A kill switch might obliterate the entire smart contract and any value that was put on it if it were not done properly. A pause function that, in the event of a security threat, could freeze the smart contract and restart it after the problem is fixed would be a superior solution.

If the pause feature is used, the administrator is recommended to use two different private keys. Because as soon as the contract's private key (used to pause it) is live, it opens itself up to assault. Separating the pause and unpause admin keys and keeping them offline increases the security of the smart contract by removing potential weak points. 
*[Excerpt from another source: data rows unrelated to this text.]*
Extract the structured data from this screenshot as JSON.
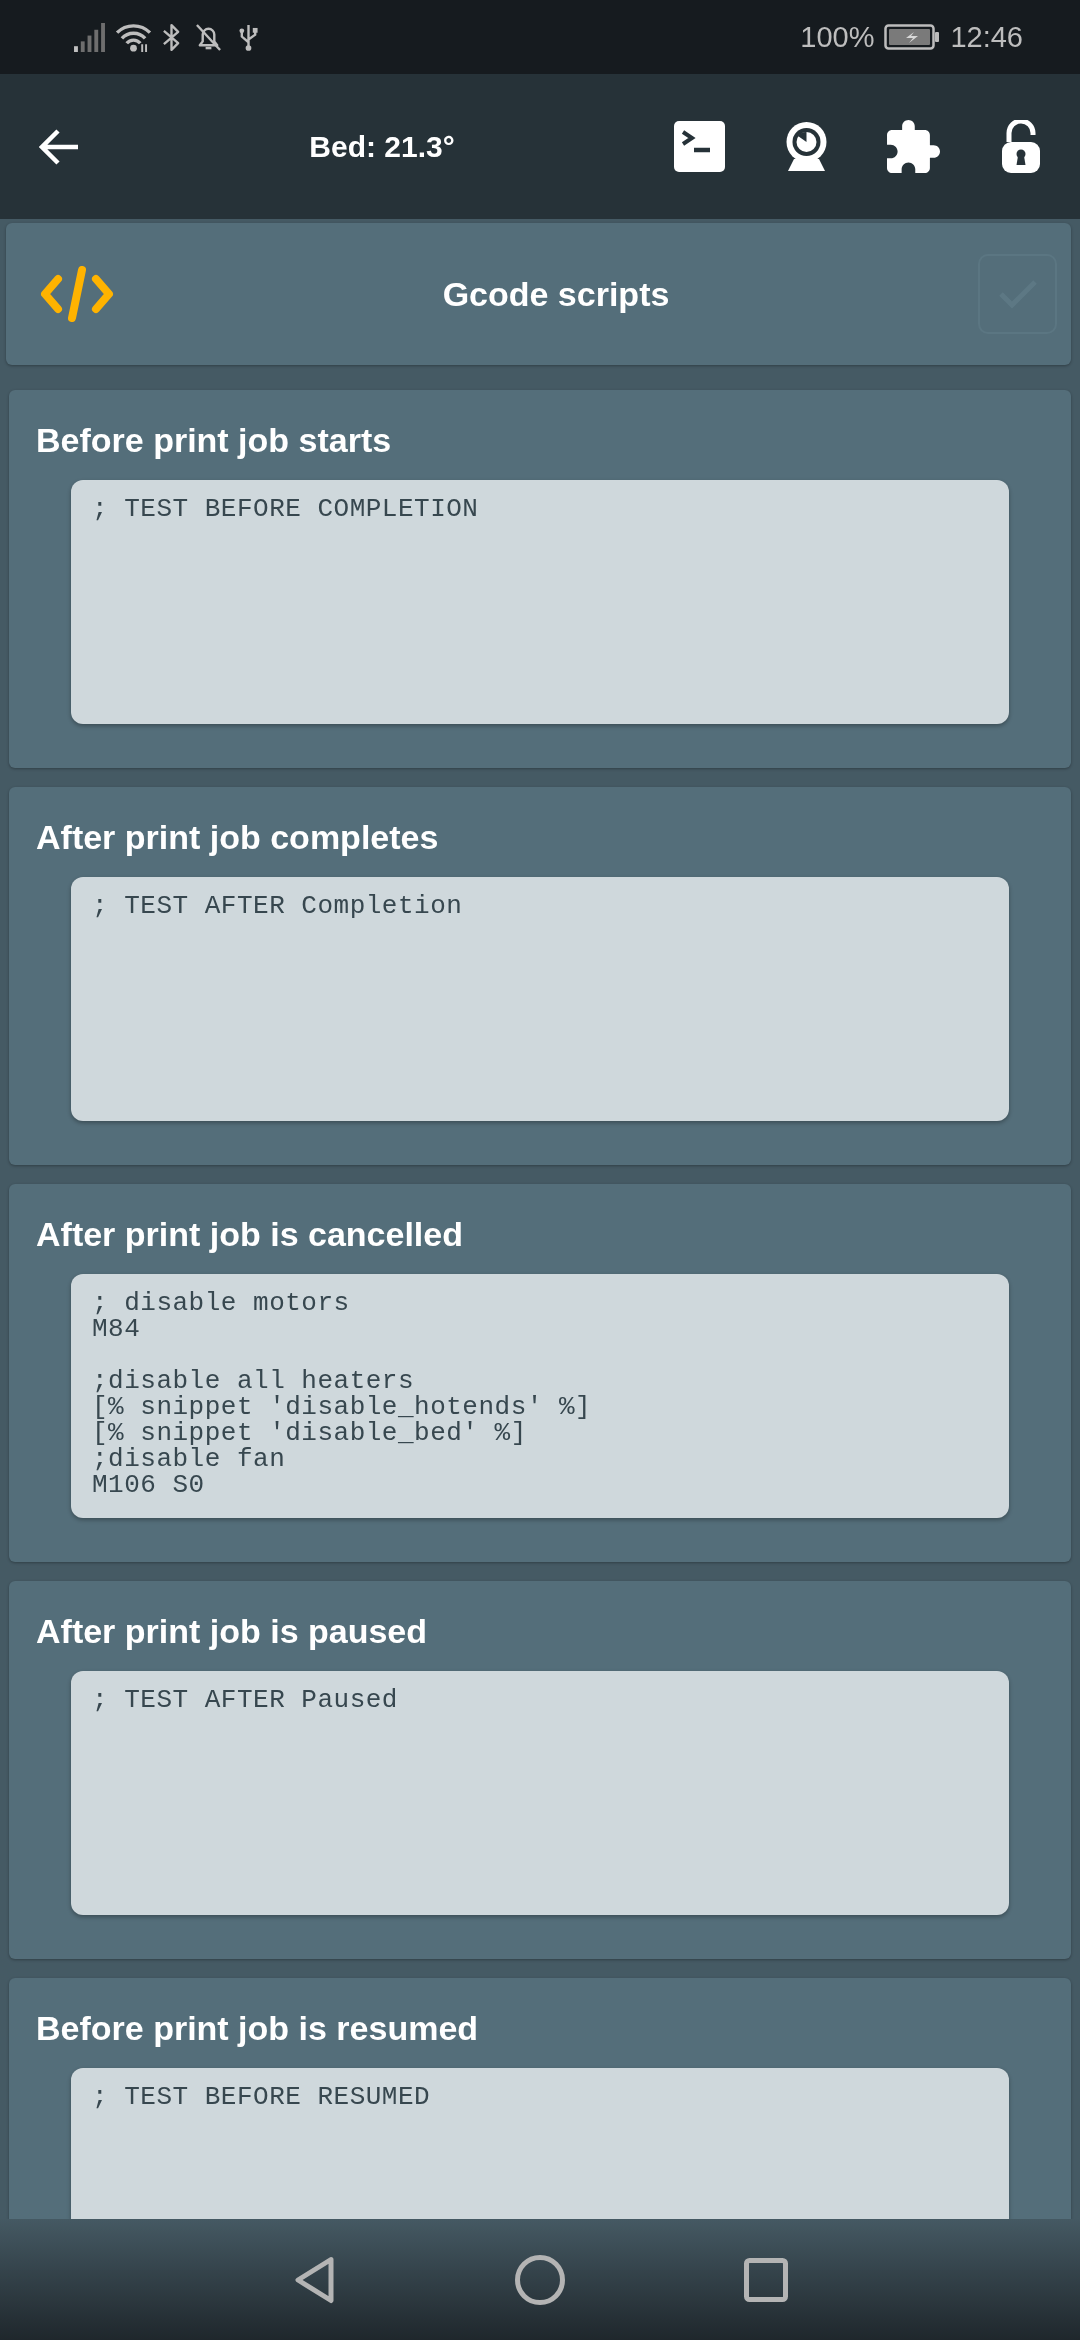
{
  "status_bar": {
    "battery": "100%",
    "time": "12:46"
  },
  "app_bar": {
    "title": "Bed: 21.3°"
  },
  "header": {
    "title": "Gcode scripts",
    "save_button": {
      "disabled": true
    }
  },
  "scripts": [
    {
      "label": "Before print job starts",
      "value": "; TEST BEFORE COMPLETION"
    },
    {
      "label": "After print job completes",
      "value": "; TEST AFTER Completion"
    },
    {
      "label": "After print job is cancelled",
      "value": "; disable motors\nM84\n\n;disable all heaters\n[% snippet 'disable_hotends' %]\n[% snippet 'disable_bed' %]\n;disable fan\nM106 S0"
    },
    {
      "label": "After print job is paused",
      "value": "; TEST AFTER Paused"
    },
    {
      "label": "Before print job is resumed",
      "value": "; TEST BEFORE RESUMED"
    }
  ]
}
The DeFi and blockchain ecosystems are subject to security risks, as are all technological platforms. As we've seen with the advent of DeFi platforms and protocols, smart contracts provide advantages, but these advantages can be mitigated by being aware of their weaknesses, conducting thorough research, and adhering to the recommendations in this article. With time, improved security standards will emerge, strengthening the use cases for smart contracts and bringing forth a more stable blockchain environment.